The treatment is technical, and is given in detail in books like De Lee's Principles and Practice of Obstetrics.[136] Suggestion and the environment are important elements in the treatment. Local anesthetics, mechanical drugs like cerium oxalate and bismuth, depressomotors, external applications, and gastric lavage are indicated in the early stages of the disease, but are rather harmful than useful in later stages. Adrenalin, ten drops of a 1:1000 solution by mouth, or three drops hypodermically as doses, often cures. Sergent and Lian reported six such cases in one paper in 1913. Hypodermic injection of the extract of corpus luteum in 1 c.c. doses has been effective in some cases. So has the injection of defibrinated serum from a healthy pregnant woman. Curtis describes the technic in the Journal of the American Medical Association, February 28, 1914. The gynecologist must adjust uterine displacements and heal cervical erosions. The oculist, laryngologist, and otologist are to remedy refractive errors and remove irritants in the air passages and the ear.

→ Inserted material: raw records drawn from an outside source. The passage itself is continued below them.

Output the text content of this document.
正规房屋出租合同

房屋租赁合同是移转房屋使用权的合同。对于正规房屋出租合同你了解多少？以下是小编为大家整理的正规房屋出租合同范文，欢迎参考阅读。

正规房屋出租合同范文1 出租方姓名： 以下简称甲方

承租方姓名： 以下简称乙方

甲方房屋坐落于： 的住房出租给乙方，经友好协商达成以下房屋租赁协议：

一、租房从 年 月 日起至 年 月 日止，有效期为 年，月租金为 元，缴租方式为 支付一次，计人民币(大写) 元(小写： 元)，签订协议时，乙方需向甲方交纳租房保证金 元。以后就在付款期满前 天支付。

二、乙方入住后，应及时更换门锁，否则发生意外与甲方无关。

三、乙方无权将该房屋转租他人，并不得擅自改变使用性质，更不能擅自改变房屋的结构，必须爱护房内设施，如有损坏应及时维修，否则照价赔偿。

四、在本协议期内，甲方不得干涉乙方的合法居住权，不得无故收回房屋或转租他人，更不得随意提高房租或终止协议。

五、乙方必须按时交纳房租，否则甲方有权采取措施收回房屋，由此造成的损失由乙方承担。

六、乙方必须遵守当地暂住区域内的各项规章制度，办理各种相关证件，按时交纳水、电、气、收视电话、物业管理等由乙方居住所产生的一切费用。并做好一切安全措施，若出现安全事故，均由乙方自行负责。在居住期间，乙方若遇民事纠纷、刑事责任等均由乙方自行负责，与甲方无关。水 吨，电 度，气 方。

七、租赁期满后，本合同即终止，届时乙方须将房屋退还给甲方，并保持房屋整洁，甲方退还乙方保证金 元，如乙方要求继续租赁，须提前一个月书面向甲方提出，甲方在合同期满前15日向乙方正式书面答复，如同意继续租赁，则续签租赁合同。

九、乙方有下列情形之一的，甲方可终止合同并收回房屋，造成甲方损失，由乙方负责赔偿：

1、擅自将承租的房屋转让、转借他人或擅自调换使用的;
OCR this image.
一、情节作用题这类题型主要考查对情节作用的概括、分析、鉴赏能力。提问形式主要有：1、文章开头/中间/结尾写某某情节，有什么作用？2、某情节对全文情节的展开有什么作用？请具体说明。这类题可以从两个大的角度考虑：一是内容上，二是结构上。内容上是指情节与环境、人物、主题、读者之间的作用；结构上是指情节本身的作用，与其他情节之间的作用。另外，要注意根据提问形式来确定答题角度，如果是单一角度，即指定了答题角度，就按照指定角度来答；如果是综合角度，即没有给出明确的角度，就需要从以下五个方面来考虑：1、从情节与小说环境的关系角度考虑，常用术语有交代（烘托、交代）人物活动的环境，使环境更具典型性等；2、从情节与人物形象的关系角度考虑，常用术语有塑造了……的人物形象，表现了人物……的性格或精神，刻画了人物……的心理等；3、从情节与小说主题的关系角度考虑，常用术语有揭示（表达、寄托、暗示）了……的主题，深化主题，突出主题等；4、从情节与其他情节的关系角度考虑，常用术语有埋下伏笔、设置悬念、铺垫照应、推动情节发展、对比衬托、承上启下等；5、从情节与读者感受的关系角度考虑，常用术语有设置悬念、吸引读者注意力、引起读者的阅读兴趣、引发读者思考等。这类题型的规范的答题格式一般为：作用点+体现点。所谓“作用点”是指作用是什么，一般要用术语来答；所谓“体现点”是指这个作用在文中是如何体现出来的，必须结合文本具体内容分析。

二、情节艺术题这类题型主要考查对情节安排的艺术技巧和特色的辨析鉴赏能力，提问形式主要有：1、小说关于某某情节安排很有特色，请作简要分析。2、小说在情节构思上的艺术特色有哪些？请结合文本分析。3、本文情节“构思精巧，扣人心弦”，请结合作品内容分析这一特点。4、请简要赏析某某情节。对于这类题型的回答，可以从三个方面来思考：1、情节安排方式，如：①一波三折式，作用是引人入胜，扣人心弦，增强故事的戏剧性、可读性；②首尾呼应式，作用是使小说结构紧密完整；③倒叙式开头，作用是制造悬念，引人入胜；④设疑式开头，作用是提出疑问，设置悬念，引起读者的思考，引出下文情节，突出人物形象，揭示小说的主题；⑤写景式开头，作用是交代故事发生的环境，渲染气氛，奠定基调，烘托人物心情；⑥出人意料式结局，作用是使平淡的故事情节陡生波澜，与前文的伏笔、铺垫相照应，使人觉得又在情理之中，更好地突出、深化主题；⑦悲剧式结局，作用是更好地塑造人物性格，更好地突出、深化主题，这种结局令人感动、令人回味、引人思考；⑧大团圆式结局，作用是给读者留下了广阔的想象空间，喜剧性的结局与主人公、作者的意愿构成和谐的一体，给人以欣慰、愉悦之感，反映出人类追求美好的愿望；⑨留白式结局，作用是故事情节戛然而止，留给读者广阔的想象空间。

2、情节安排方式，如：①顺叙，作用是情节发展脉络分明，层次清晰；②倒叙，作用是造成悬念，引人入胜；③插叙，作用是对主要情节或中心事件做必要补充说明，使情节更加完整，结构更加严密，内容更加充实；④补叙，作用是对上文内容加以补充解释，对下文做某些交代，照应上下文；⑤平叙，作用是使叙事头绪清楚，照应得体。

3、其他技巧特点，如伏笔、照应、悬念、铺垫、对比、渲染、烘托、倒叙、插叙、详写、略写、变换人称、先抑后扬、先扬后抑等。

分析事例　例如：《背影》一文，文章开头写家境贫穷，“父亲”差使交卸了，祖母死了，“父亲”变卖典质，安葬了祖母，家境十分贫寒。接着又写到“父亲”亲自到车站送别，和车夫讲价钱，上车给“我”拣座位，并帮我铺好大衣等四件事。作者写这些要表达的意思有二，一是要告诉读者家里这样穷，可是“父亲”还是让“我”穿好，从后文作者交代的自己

The treatment of last resort is to empty the uterus. This will cure all cases of neurotic and reflex origin if done early enough. In these cases, if the therapeutic abortion is deferred until very late, the patient will die of exhaustion. Toxemic cases do not react well after therapeutic abortion because of the damage previously done by the circulating poison, especially in the liver. A positive diagnosis of toxemia cannot always be made, and many patients in whom the diagnosis has been made correctly recover without abortion. Apart from moral considerations, it is very difficult to determine the proper time to empty the uterus. A test is made of the glycolytic power of the liver by giving two ounces of levulose internally; and if sugar shows in the urine, this means that the liver is unable to act normally, that it has been attacked and disabled by the toxin, and therefore the therapeutic abortion should be done. Again, a marked concentration of the blood, shown by erythrocytosis and leucocytosis, indicates starvation. Some obstetricians perform abortion when the pulse remains above 100, at the appearance of fever, blood from the stomach, jaundice, albuminuria, mellituria, acetonuria, indicanuria, or marked loss of weight. Polyneuritis, with icterus and bile in the urine, is another indication for abortion; a patient may die from polyneuritis alone after the hyperemesis has ceased. Not one but all these facts must be considered, together with one's own clinical experience.

In hyperemesis gravidarum, as elsewhere, therapeutic abortion is never permissible, under any circumstances, if the child is not viable. If the mother cannot be saved without emptying the uterus, the mother must die; there is no way out of the difficulty. The proof that this doctrine is correct has been given in the introductory chapter on Homicide and when considering abortion in general.